Python Essentials
上QQ阅读APP看书,第一时间看更新

Examining syntax rules

There are nine fundamental syntax rules in section 2.1 of the Python Language Reference. We'll summarize those rules here:

  1. There are two species of statements: simple and compound. Simple statements must be complete on a single logical line. A compound statement starts with a single logical line and must contain indented statements. The initial clause of a compound statement ends with a : character. It's possible, using rules 5 and 6, to join a number of physical lines together to create a single logical line.
    • Here's a typical simple statement, complete in a single logical line:
      from decimal import Decimal
    • Here's a typical compound statement with a nested simple statement, spread across two logical lines:
      if a > b:
          print(a, "is larger")
  2. A physical line ends with \n. In Windows, \r\n is also accepted.
  3. A comment starts with # and continues to the end of the physical line. It will end the logical line.
    • Here's an example of a comment:
      from fractions import Fraction # We'll use this to improve accuracy
  4. A special comment can be used to annotate the file encoding. This is generally not needed, since most IDE's and text editors handle the file encoding politely. We should generally save Python files in UTF-8 encoding. Older files may be saved in ASCII.
  5. Physical lines can be joined explicitly into a logical line using the \ as an escape character in front of the physical end-of-line character. This is rarely used and generally discouraged.
  6. Physical lines can be joined implicitly into a logical line using (), [], or {}; these must pair properly for the logical line to be complete. An expression beginning with ( can span multiple physical lines until there is a matching ). This is used frequently and is strongly encouraged.
    • Here's an example of a statement that relies on () to join four physical lines into one logical line:
      print (
          "big number",
          2 ** 2048
      )
  7. Blank lines contain only spaces, tabs and newlines. The interactive REPL uses a blank line to end a compound statement; the REPL is the only context in which a blank line is meaningful.
  8. Leading whitespace is required to properly group statements inside the clauses of compound statements. Either spaces or tabs can be used to indent. Consistency is essential. A four space indent is widely used and strongly encouraged.
  9. Except at the beginning of the line,—where it determines nesting of compound statements—whitespace can be used freely between tokens. Note that there are some preferences regarding precisely how spaces are used within a statement; the Python Enhancement Proposal (PEP) number 8 provides some advice. See https://www.python.org/dev/peps/pep-0008/ for fodder for endless disputes.

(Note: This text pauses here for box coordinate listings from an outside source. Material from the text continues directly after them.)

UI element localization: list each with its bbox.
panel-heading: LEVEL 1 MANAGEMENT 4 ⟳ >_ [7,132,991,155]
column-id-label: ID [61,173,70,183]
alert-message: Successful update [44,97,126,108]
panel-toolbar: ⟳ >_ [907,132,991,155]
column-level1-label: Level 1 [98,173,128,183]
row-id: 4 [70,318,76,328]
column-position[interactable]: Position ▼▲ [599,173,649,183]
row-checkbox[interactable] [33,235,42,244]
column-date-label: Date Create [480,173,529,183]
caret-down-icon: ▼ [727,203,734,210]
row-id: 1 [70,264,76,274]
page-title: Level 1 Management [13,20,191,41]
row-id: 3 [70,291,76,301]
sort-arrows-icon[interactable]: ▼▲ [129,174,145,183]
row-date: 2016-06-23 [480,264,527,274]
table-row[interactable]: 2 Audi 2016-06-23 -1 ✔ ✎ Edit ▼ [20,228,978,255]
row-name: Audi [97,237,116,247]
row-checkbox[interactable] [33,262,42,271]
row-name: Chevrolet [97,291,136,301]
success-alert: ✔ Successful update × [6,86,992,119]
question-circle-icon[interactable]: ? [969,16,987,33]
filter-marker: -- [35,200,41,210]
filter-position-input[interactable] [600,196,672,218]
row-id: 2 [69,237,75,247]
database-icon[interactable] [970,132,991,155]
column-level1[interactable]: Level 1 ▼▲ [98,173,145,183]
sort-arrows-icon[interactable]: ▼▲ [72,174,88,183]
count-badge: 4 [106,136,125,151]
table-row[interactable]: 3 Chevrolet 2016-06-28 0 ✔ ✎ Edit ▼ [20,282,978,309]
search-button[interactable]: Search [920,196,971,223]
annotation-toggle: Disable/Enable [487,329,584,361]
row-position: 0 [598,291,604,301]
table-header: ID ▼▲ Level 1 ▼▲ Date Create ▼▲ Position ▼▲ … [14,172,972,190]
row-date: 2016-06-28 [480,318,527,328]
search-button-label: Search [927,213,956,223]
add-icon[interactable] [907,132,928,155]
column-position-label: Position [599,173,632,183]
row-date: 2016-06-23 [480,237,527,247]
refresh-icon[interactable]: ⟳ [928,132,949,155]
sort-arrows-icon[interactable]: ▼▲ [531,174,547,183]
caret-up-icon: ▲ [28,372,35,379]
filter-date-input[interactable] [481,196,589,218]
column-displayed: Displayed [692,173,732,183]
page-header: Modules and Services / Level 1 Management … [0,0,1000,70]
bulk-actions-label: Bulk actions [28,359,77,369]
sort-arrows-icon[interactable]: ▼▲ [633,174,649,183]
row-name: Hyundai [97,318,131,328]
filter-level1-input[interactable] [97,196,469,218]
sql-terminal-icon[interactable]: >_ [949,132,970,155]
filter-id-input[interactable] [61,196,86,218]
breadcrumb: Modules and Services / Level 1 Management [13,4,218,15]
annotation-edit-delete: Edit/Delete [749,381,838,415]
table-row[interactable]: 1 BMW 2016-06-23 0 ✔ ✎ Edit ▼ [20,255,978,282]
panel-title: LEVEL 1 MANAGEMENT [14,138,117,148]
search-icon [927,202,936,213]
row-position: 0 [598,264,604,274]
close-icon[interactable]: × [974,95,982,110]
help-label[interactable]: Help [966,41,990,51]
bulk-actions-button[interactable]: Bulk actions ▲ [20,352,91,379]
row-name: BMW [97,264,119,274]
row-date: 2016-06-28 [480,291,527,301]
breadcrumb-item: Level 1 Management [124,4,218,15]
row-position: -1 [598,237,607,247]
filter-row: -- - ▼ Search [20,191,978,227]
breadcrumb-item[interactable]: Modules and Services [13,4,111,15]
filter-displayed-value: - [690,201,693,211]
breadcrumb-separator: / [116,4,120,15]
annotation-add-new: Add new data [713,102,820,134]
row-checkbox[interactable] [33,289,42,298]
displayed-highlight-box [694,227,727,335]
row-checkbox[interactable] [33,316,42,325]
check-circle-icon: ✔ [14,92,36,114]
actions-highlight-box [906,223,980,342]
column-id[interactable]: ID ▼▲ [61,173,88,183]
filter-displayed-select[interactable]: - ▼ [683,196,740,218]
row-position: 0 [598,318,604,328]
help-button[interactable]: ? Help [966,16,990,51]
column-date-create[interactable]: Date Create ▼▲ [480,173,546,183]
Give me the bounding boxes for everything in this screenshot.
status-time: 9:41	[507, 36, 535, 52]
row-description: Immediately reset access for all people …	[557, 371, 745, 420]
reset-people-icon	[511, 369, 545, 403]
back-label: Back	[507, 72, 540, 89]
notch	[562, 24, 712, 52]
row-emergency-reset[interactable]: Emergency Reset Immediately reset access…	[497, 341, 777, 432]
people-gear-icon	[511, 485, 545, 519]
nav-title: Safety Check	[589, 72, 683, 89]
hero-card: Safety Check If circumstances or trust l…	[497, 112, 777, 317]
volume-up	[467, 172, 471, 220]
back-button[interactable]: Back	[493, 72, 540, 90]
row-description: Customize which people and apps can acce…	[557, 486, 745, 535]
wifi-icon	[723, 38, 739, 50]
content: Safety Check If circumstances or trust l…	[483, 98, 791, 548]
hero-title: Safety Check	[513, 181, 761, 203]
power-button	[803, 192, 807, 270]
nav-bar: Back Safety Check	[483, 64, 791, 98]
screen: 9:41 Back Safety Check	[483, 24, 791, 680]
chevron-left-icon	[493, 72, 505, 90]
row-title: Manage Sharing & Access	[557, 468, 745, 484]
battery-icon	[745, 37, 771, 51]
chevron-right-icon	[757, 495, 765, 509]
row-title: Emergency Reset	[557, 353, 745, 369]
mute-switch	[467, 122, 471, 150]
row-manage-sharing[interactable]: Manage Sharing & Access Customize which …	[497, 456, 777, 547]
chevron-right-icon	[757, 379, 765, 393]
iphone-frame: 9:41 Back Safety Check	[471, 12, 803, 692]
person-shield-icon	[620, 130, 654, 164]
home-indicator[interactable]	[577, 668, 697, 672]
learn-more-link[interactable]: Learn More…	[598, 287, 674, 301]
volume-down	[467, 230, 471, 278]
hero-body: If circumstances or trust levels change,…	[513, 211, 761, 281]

Perhaps the most important two rules are rule 6 and rule 8. Rule 6 means that it is very common to use (), [], and {} to force multiple physical lines to be joined into a single logical line.

Rule 8 requires that our indentation is done consistently: indents and outdents must be matched. While it's legal to use tabs, spaces, and any haphazard—but consistent—mix of tabs and spaces, four spaces is highly recommended. Tabs are discouraged because they're hard to distinguish from spaces. Most editors can be set to replace the tab key with four spaces. A good text editor can recognize the basics of Python syntax and can handle indents and outdents gracefully.

Tip

Use () to allow a statement to span multiple physical lines; avoid \ at end-of-line.

Use a four space indent.

Also note that Python will merge adjacent strings when parsing the source. We can have code that looks like this:

>>> message = ("Hello"
... "world")
>>> message
'Helloworld'

This assignment statement used a gratuitous () pair to allow the logical line to span multiple physical lines. The expression is simply two adjacent strings, "Hello" and "world". When Python parses the source text, these two adjacent strings are merged; only a single string is used when evaluating the statement.

Additionally, note that the REPL prompt changed from >>> to … because the REPL recognized the first physical line as a partial statement. This is a handy reminder that our statement isn't complete. When the final ) was parsed, the statement was complete and the prompt switched back to >>>.